As an established genre, Bizarro is a relatively new concept, though the form and ideas have been around for a long time. As the official Bizarro website states, ‘Bizarro, simply put, is the genre of the weird.’ Combining logic of the absurd with twisted, occasionally pornographic, and always macabre themes, it brings to mind the writings of Christopher Moore, Franz Kafka, and even Lewis Carroll, just to name a few.
Since it is such a new genre, Bizarro is always looking to further the art form and release new talent on an unsuspecting world. One of the eight books released this year by the New Bizarro Author Series, Party Wolves in My Skull by Michael Allen Rose is a shining example of what it means to be shelved in the Bizarro section.
To illustrate this point, observe a brief summary of its plot:
Norman Spooter is awoken in the middle of the night to discover that his eyeballs have escaped his head. They have become frustrated with his rule over them and have chosen to elope, travelling to a cult in North Dakota that will worship them for the miracles they really are. Frustrated and blind, Norman goes back to sleep, having absentmindedly stapled a ‘For Rent’ sign to the side of his now vacant head. In the morning, he finds that a group of dope-smoking, heavy-drinking, hard-partying wolves are in the process of moving their couch into his skull. With the help of the wolves and a stolen bicycle, Norman sets off to try and find his errant eyeballs. He comes face-to-face (or, rather, bicycle-to-bumper) with Zoe, a stilt-clad young woman who is on the run from her tyrannical walrus of a boyfriend. You read that right: her boyfriend is a walrus. But Zoe has problems beyond Walter the Walrus, for she too has a startling deformity that she is not eager to reveal.
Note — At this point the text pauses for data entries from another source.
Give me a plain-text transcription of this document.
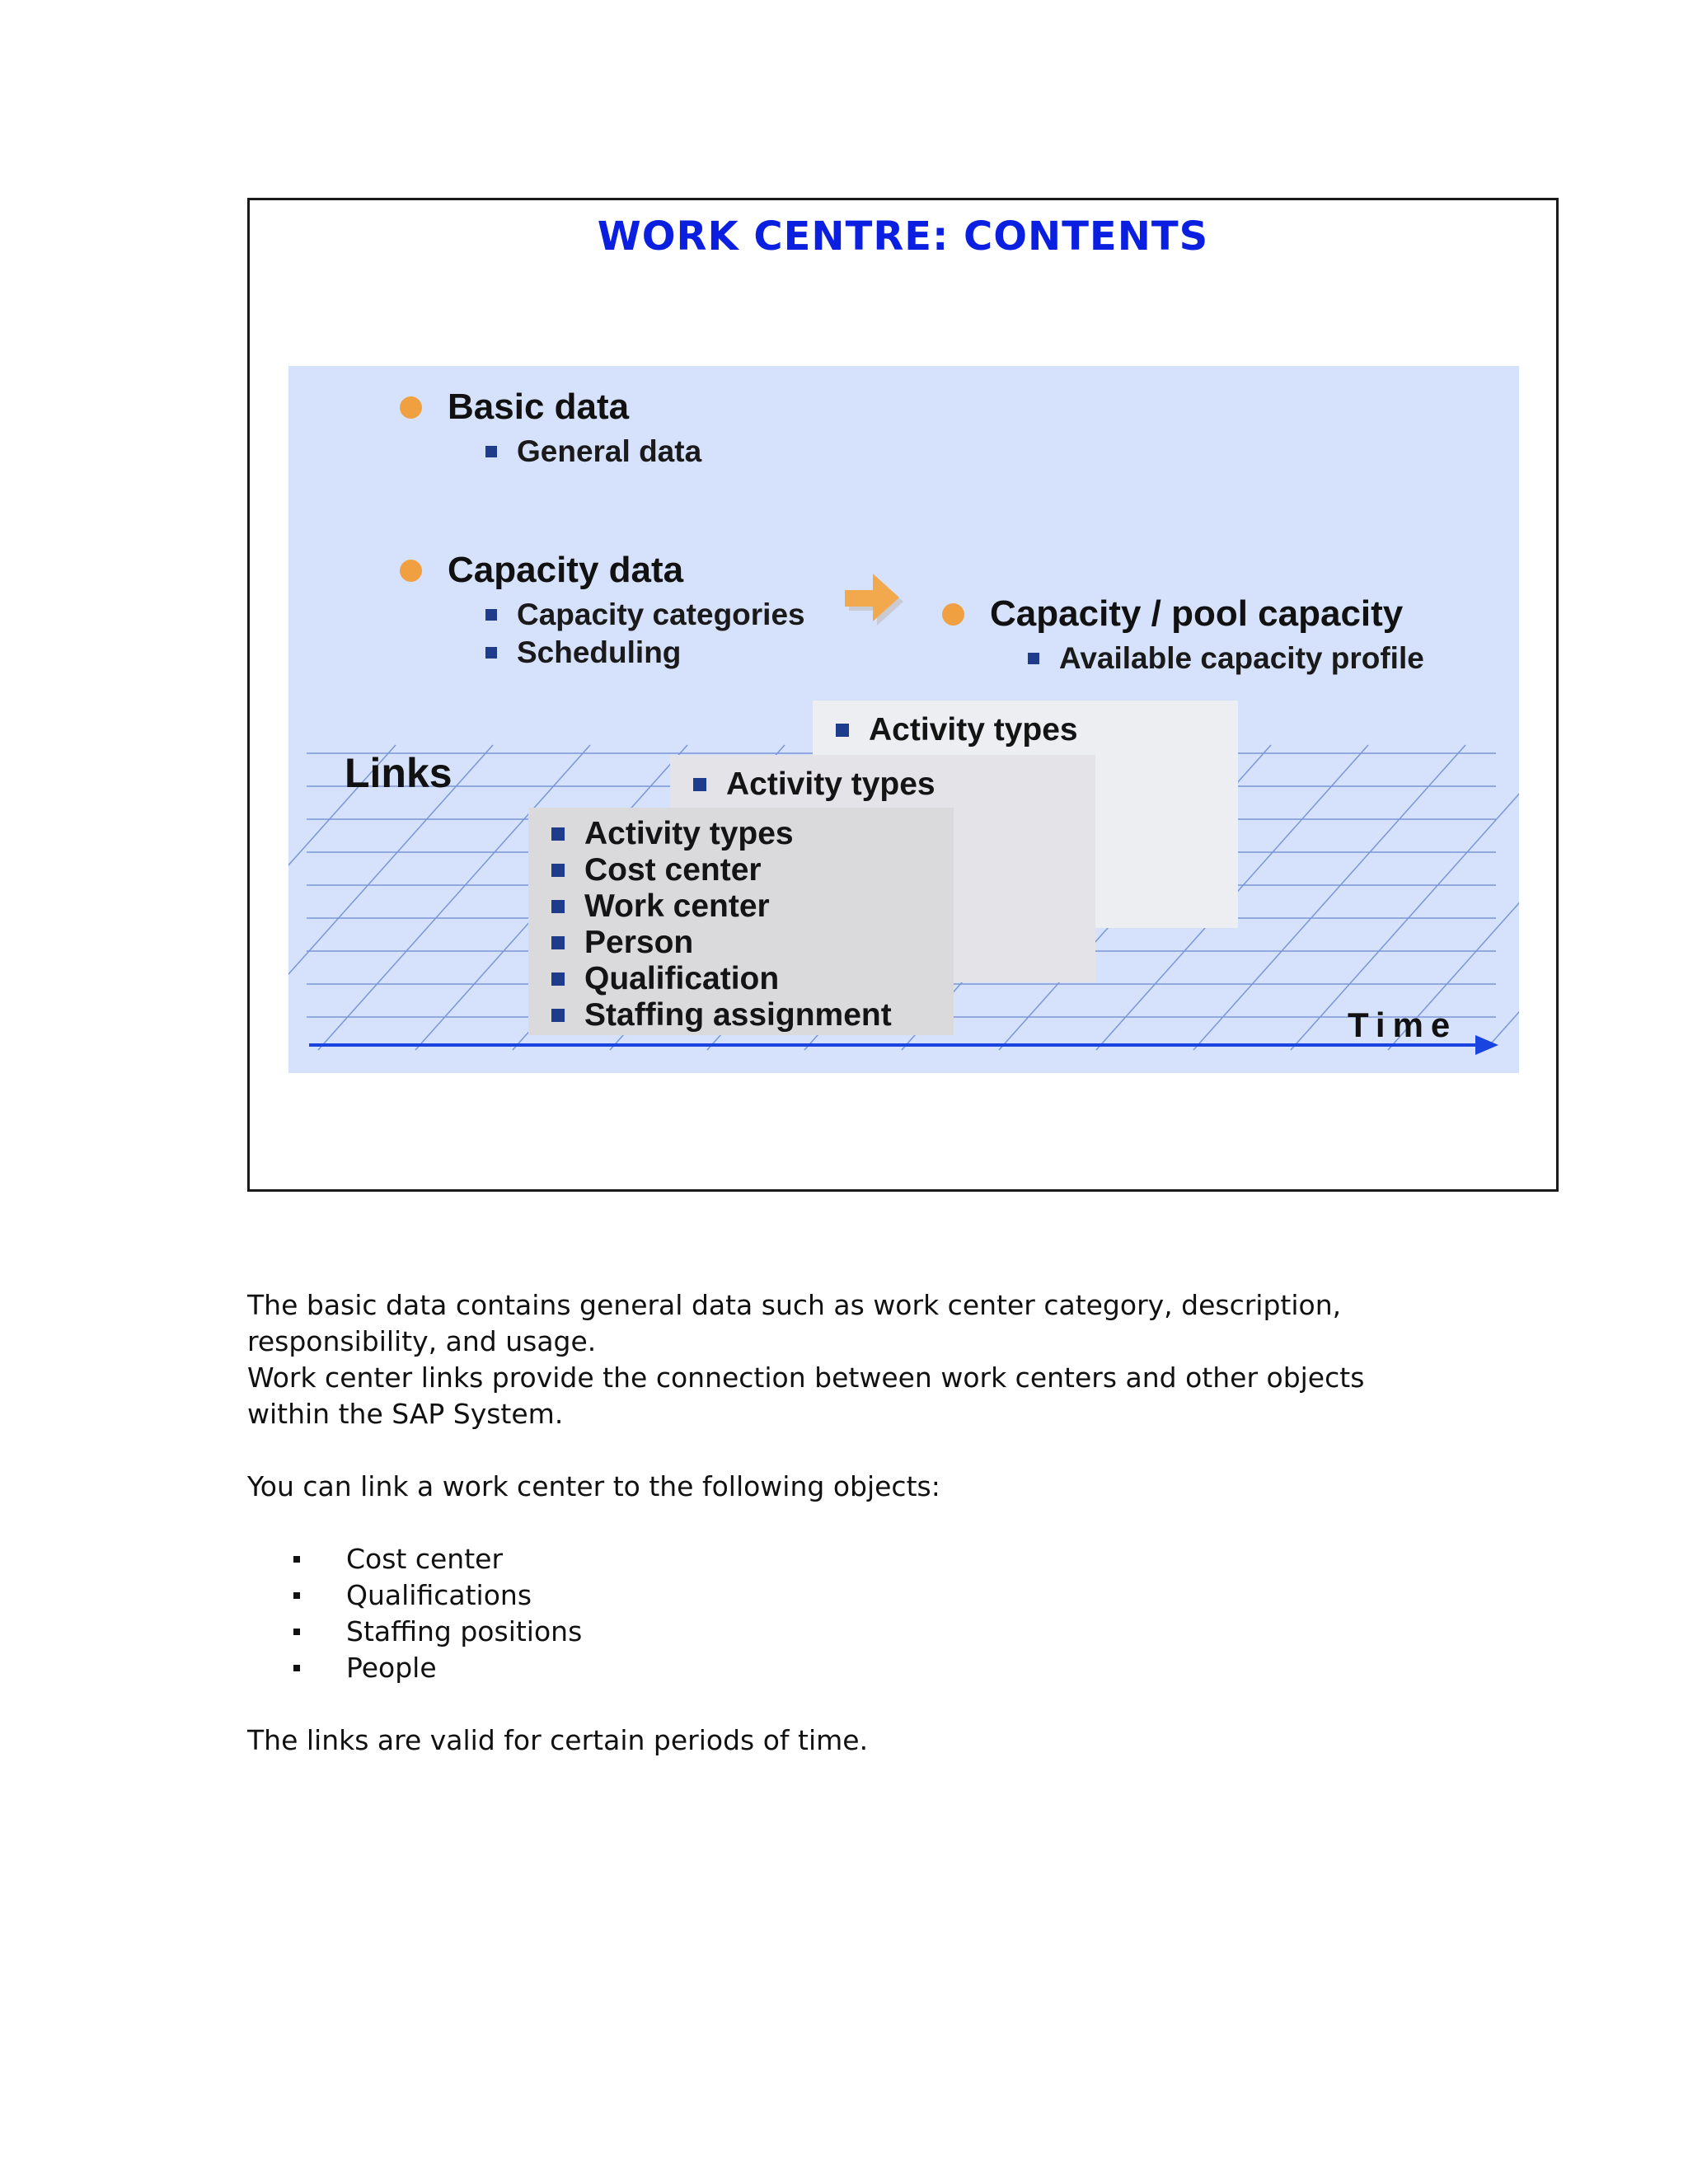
WORK CENTRE: CONTENTS
Basic data
General data
Capacity data
Capacity categories
Scheduling
Capacity / pool capacity
Available capacity profile
Links
Activity types
Activity types
Activity types
Cost center
Work center
Person
Qualification
Staffing assignment	Time

The basic data contains general data such as work center category, description,

responsibility, and usage.

Work center links provide the connection between work centers and other objects

within the SAP System.

You can link a work center to the following objects:

Cost center
Qualifications
Staffing positions
People

The links are valid for certain periods of time.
Party Wolves follows the classic roadtrip novel format. With car chases, escapes, and epic battles, it brings out the adventure nerd in all of us. Using an outline his uninitiated readers would recognize, Rose’s novella provides a gentle introduction to the genre he so clearly adores. The rules of the world, while obviously established, can be somewhat unclear to the audience. While readers unfamiliar with the genre can sometimes feel bogged down by the eccentricities of environment, Rose keeps the piece grounded with the use of believable characters. Despite their strangeness, Norman and Zoe are empathetic and well-developed, just trying to get by in the absurdity of their world. The Party Wolves are loveable caricatures with deeply buried insecurities beneath their carefree natures. Even Walter the Walrus appeals to the reader despite his abusive control over Zoe and natural state of, well, being a walrus.
While the story itself is charming, inviting, and loads of fun, I was occasionally frustrated by the editing of the piece. Punctuation, particularly quotation marks at the beginning of paragraphs, was often forgotten, and more words than I normally see in finished editions were accidentally omitted. I hope that in future printings these oversights will be addressed as nothing so arbitrary should detract from this wonderful story.
Party Wolves in My Skull is available in paperback from Amazon and Barnes and Noble for $9.95 plus shipping, and on Amazon Kindle for $4.95 if you are thusly inclined. Unfortunately, due to the still relatively unknown nature of Bizarro Fiction in general, it is only available online. However, please don’t let that deter you from ordering a copy: the purchase of this or any other book from the New Bizarro Author Series benefits the authors greatly by helping them obtain an extended contract with Eraserhead Press. If you do happen to be familiar with any independent bookstore owner, I’m sure any of the authors in this series would be delighted to have their books for sale in shops as well. The book is also listed on Ingram.
I highly encourage anyone with a sense of humour to pick up a copy of this book. Or two, to share with friends. Or twenty to pass out at your next church potluck. They won’t mind.